Хвала и слава. Том 2 (Ивашкевич) - страница 407

У меня не было ни сил, ни возможностей тянуться за вами, хоть порой и обуревает тоска по стремлению броситься в водоворот безрассудной и слепой борьбы. В любом своем поступке я неизменно вижу ущербность и невозможность достичь хотя бы самой низшей ступени совершенства. И потому я решил, что все сделаете за меня вы, молодые, вы, которым суждено выйти из этого ада живыми. Причем не просто оставшимися в живых, а живыми внутренне, то есть способными сберечь ту крупицу веры, которая сможет стать ростком новой жизни.

С Анджеем Голомбеком я заключил своего рода соглашение. Этот юноша — я хотел сказать, мужчина, ибо он уже стал мужчиной, — понял причины моего самоустранения и согласился осуществить мои потенциальные возможности. Если называть вещи своими именами, я заключил с Анджеем договор, как заключают договор с дьяволом, договор о моей душе. Я отдал ее Анджею и остался один с моим бездушием, то есть с черствостью, неверием и неспособностью действовать. Вернее, это не бездушие, а крайняя душевная низость, тот порог, которого мне уже не переступить. И, может, именно благодаря этой констатации окончательного отказа от души меня переполняет радость, и все, что я переживаю в своем извечном одиночестве, представляется мне чем-то абсолютно совершенным. На моем термометре отмечено самое низкое деление, тридцать пять градусов, и именно этот столбик ртути, не поднявшийся (но способный подняться до сорока градусов!), производит впечатление эстетического и этического совершенства.

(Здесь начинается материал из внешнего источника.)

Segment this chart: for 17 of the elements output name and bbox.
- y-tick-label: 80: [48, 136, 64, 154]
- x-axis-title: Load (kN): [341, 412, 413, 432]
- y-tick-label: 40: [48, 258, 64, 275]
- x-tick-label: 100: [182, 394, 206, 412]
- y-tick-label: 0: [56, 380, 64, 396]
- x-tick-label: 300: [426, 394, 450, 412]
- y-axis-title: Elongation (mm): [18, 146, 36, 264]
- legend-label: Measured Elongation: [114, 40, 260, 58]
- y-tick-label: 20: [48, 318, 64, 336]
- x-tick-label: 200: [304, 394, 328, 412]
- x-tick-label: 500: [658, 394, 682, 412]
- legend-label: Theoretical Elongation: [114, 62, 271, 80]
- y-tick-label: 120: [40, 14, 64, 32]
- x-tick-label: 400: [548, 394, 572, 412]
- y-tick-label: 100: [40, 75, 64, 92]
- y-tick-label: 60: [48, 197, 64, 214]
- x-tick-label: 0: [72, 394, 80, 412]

Не могу себе представить, что, оставшись живым, ты не вернешься в Польшу. Любой разумный человек знает теперь, что будет и кто победит. Уже однажды, в младенчестве, ты терял свое состояние. Я помню, как слуга Билинских привез тебя, завернутого в бурку. Удивительное это было происшествие, и я запомнил его на всю жизнь. Ты был так трогательно мал, и я готов был полюбить тебя, как сына. Но не смейся — не полюбил. Столь многое занимало меня тогда и позднее, а главное, по многим причинам я чувствовал себя настолько выдохшимся, опустошенным, словно угодившим в чье-то чрево, что уже не мог жить просто и заниматься серьезными вещами, даже тобой. Тебя воспитывала мать, и, должен признаться, ты был ужасен. Я много говорил о тебе с твоей матерью во время нашей совместной жизни в Испании, и это был еще один страшный вопрос, висевший надо мной в дни этой кошмарной эскапады. Именно там я и увидел, как людям нравится убивать, — даже своих любимых.

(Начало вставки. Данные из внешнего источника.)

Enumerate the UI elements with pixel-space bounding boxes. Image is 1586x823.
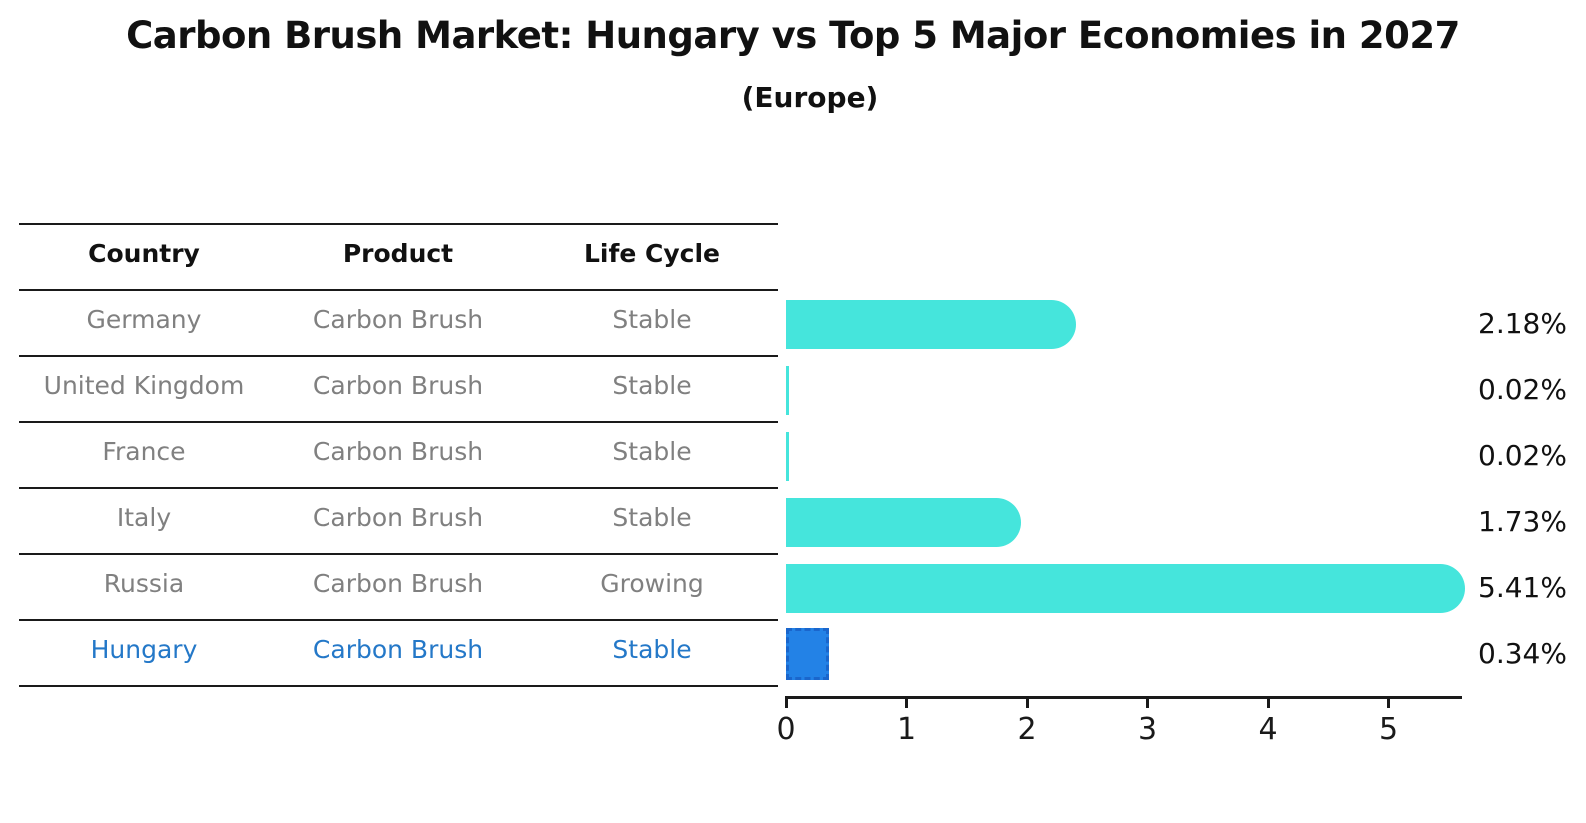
cell-lifecycle: Stable (612, 503, 692, 532)
bar-france (786, 431, 789, 481)
x-tick-label: 2 (1017, 712, 1037, 747)
table-row-united-kingdom: United Kingdom Carbon Brush Stable (17, 371, 779, 405)
table-row-hungary: Hungary Carbon Brush Stable (17, 635, 779, 669)
x-tick-label: 0 (776, 712, 796, 747)
table-row-italy: Italy Carbon Brush Stable (17, 503, 779, 537)
table-rule (19, 553, 778, 555)
x-tick-label: 1 (896, 712, 917, 747)
cell-product: Carbon Brush (312, 371, 484, 400)
x-tick-label: 5 (1378, 712, 1399, 747)
x-tick (1025, 696, 1029, 708)
cell-product: Carbon Brush (312, 635, 484, 664)
x-tick-label: 3 (1137, 712, 1158, 747)
value-label-russia: 5.41% (1478, 571, 1567, 604)
bar-russia (786, 563, 1465, 613)
table-row-france: France Carbon Brush Stable (17, 437, 779, 471)
cell-country: France (102, 437, 186, 466)
bar-united-kingdom (786, 365, 789, 415)
chart-subtitle: (Europe) (741, 81, 879, 114)
x-tick (905, 696, 908, 708)
table-rule (19, 355, 778, 357)
value-label-germany: 2.18% (1478, 307, 1567, 340)
table-rule (19, 619, 778, 621)
cell-lifecycle: Stable (612, 437, 692, 466)
x-tick (1387, 696, 1390, 708)
table-row-germany: Germany Carbon Brush Stable (17, 305, 779, 339)
x-tick (784, 696, 788, 708)
cell-lifecycle: Growing (600, 569, 704, 598)
cell-product: Carbon Brush (312, 305, 484, 334)
table-rule (19, 289, 778, 291)
x-axis-line (786, 696, 1462, 699)
table-header-country: Country (88, 239, 200, 268)
table-header-product: Product (342, 239, 454, 268)
cell-country: Russia (103, 569, 185, 598)
table-header-lifecycle: Life Cycle (583, 239, 721, 268)
cell-lifecycle: Stable (612, 635, 692, 664)
bar-italy (786, 497, 1022, 547)
x-tick (1266, 696, 1270, 708)
cell-country: Italy (116, 503, 172, 532)
x-tick (1146, 696, 1149, 708)
cell-product: Carbon Brush (312, 569, 484, 598)
bar-hungary (786, 628, 829, 680)
table-rule (19, 421, 778, 423)
table-rule (19, 685, 778, 687)
value-label-france: 0.02% (1478, 439, 1567, 472)
value-label-united-kingdom: 0.02% (1478, 373, 1567, 406)
chart-title: Carbon Brush Market: Hungary vs Top 5 Ma… (126, 14, 1460, 57)
bar-germany (786, 299, 1076, 349)
cell-product: Carbon Brush (312, 503, 484, 532)
table-rule (19, 487, 778, 489)
cell-country: United Kingdom (43, 371, 245, 400)
cell-lifecycle: Stable (612, 305, 692, 334)
cell-country: Hungary (90, 635, 198, 664)
value-label-italy: 1.73% (1478, 505, 1567, 538)
table-header-row: Country Product Life Cycle (17, 239, 779, 273)
x-tick-label: 4 (1258, 712, 1278, 747)
cell-lifecycle: Stable (612, 371, 692, 400)
cell-product: Carbon Brush (312, 437, 484, 466)
cell-country: Germany (86, 305, 202, 334)
value-label-hungary: 0.34% (1478, 637, 1567, 670)
table-rule (19, 223, 778, 225)
table-row-russia: Russia Carbon Brush Growing (17, 569, 779, 603)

Если я пишу тебе, то, значит, действительно предполагаю, что ты изменился. Ты не мог остаться тем маленьким Билинским, который рисует такие миленькие картиночки. Пейзажи ты никогда не рисовал, но получился бы у тебя военный пейзаж? Например, обычный лес, но чтобы чувствовалось, что в этом лесу совершено убийство? Чтобы это был такой лес, как тут, под Коморовом. Или высокий дуб, и чтобы явствовало, что под этим дубом лежит мой убитый друг Янек Вевюрский, который действительно там лежит, сын лакея твоей бабки, княгини Анны, Янек Вевюрский, лучший из людей, которых я встречал на этой земле.